Hacía mis entrevistas, charlas y firmas de ejemplares en piloto automático. Gilda era una auténtica bendición. Me recordaba constantemente dónde estaba y qué hacía allí.

Extrañaba muchísimo a Mannix, pero cuando conseguía hablar con él estaba como ausente. A veces trataba de conectar conmigo diciendo algo como «Gilda me ha dicho que anoche hubo mucha gente», pero su corazón no estaba ahí.

En el transcurso de once días Roland sufrió tres paros cardíacos. En cada ocasión pensaron que iba a morir; sin embargo, resistió.

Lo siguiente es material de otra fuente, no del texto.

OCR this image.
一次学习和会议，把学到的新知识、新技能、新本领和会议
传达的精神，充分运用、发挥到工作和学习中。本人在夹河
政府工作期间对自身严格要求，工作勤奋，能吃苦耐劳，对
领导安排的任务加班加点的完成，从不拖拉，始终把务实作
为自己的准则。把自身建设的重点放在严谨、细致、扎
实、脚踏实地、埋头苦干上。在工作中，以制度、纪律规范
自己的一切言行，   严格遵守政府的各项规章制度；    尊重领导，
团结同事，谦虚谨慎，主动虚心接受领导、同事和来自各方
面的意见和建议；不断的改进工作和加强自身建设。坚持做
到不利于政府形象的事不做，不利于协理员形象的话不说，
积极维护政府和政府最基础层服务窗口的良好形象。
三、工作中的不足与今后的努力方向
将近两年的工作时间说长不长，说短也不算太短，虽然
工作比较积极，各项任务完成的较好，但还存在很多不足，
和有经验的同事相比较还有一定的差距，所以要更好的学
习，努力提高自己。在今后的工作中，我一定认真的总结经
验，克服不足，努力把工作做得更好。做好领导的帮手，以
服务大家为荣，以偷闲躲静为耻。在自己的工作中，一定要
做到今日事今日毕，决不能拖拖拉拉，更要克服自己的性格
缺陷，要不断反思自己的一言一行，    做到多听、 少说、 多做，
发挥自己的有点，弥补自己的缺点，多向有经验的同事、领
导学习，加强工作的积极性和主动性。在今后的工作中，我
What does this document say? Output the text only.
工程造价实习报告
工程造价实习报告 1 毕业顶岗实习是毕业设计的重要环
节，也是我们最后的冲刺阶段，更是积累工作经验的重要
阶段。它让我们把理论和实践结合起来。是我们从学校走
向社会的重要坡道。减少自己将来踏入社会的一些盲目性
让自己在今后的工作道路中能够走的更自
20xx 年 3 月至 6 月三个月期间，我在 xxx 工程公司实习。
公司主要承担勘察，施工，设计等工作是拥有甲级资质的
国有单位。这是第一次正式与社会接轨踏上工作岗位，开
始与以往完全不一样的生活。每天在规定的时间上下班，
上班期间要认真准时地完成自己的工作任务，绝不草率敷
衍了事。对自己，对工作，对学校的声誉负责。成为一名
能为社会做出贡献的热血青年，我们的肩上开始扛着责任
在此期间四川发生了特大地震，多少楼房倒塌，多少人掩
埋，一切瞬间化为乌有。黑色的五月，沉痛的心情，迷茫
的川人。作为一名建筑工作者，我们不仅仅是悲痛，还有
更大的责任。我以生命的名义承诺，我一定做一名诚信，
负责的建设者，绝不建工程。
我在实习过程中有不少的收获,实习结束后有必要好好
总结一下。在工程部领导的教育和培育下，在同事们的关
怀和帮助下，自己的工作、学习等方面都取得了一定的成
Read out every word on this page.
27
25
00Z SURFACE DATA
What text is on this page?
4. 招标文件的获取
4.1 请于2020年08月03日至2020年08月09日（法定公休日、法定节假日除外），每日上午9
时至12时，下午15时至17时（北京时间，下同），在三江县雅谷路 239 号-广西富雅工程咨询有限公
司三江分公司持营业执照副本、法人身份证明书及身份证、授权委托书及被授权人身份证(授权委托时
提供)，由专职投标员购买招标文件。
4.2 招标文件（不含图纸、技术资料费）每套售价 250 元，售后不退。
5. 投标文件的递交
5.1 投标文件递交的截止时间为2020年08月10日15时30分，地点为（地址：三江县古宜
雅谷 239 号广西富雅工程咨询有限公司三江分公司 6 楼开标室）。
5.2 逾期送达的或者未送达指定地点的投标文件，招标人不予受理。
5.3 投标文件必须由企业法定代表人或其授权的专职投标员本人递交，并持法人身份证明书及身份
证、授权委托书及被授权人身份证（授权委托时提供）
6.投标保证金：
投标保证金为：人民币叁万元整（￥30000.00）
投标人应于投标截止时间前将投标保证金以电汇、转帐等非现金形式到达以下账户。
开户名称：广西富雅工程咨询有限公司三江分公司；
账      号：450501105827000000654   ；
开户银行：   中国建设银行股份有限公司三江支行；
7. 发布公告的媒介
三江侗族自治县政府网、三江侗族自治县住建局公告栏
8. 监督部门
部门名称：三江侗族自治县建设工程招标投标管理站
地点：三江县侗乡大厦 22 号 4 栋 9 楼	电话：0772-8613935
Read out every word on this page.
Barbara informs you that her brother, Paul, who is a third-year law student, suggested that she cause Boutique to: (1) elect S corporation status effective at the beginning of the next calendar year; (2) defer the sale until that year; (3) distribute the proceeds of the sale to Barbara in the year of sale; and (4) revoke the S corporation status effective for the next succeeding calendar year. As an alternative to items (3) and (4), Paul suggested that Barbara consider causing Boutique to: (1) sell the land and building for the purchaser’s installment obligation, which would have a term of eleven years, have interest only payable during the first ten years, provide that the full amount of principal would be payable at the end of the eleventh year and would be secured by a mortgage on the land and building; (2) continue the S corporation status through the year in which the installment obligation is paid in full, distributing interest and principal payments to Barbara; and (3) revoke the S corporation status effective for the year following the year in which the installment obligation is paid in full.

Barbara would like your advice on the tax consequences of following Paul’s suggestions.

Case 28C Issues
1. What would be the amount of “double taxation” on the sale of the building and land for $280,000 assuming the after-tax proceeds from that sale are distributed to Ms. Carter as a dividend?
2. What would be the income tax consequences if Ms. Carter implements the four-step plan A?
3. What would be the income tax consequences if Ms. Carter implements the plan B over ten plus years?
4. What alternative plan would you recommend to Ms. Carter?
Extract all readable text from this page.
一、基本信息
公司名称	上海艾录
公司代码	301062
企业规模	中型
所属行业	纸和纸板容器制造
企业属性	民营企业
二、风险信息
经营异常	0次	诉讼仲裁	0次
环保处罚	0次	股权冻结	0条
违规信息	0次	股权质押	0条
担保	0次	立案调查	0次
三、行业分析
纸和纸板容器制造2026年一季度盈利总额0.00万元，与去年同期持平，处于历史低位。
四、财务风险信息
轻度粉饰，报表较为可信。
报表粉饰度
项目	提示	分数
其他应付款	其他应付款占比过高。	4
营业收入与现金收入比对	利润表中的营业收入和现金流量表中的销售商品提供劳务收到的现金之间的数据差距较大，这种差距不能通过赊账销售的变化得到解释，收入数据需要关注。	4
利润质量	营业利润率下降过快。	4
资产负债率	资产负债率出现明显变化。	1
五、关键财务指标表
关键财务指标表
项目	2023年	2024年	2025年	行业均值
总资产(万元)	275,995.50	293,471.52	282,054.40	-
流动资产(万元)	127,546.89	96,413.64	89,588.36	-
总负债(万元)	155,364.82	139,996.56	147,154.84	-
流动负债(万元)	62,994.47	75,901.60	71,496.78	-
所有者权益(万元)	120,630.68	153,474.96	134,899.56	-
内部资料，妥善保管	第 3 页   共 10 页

La gira tocó a su fin y Gilda y yo regresamos a Nueva York. Mi deseo era viajar enseguida a Irlanda para estar con Mannix, pero Jeffrey me necesitaba más. Esperanza y una canguro se habían ocupado de él durante mi ausencia, y marcharme otra vez nada más aterrizar habría sido un abandono en toda regla. Contemplé la posibilidad de sacarlo del colegio dos semanas antes del fin del trimestre y llevármelo a Irlanda, pero no podía sin más interrumpir sus estudios.

Siempre que Mannix lograba pasar un tiempo fuera del hospital se conectaba conmigo por Skype. Yo intentaba adoptar una actitud positiva y alegre.

—Piensa en Shep, Mannix. Tú, yo y Shep jugando en la playa.

Pero nunca conseguía arrancarle una sonrisa; su preocupación lo había vuelto inaccesible.

Betsy entraba y salía de nuestras vidas y nos traía extraños regalos, como cajas de marrons glacés con grandes lazos.

—Chad ha abierto una cuenta a mi nombre en Bergdorf Goodman —dijo—. Tengo dos shoppers personales. Están cambiando absolutamente mi imagen, incluida la ropa interior.

—¡Betsy! —Yo estaba horrorizada—. No eres una muñeca…

—Mamá. —Me miró de mujer-a-mujer—. Soy mayor. Y me estoy divirtiendo.

—Solo tienes dieciocho años.

—Dieciocho años es ser mayor.

—Son asquerosos. —Jeffrey había abandonado su marron glacé—. Parecen garbanzos.

—Creo que son garbanzos —dijo Betsy—. Garbanzos dulces.

Casi me echo a llorar. Tanto dinero invertido en su educación para convertirse en el juguete de un ricachón y confundir las castañas con los garbanzos.

En la fiesta de Navidad de Blisset Renown me encontré con Phyllis.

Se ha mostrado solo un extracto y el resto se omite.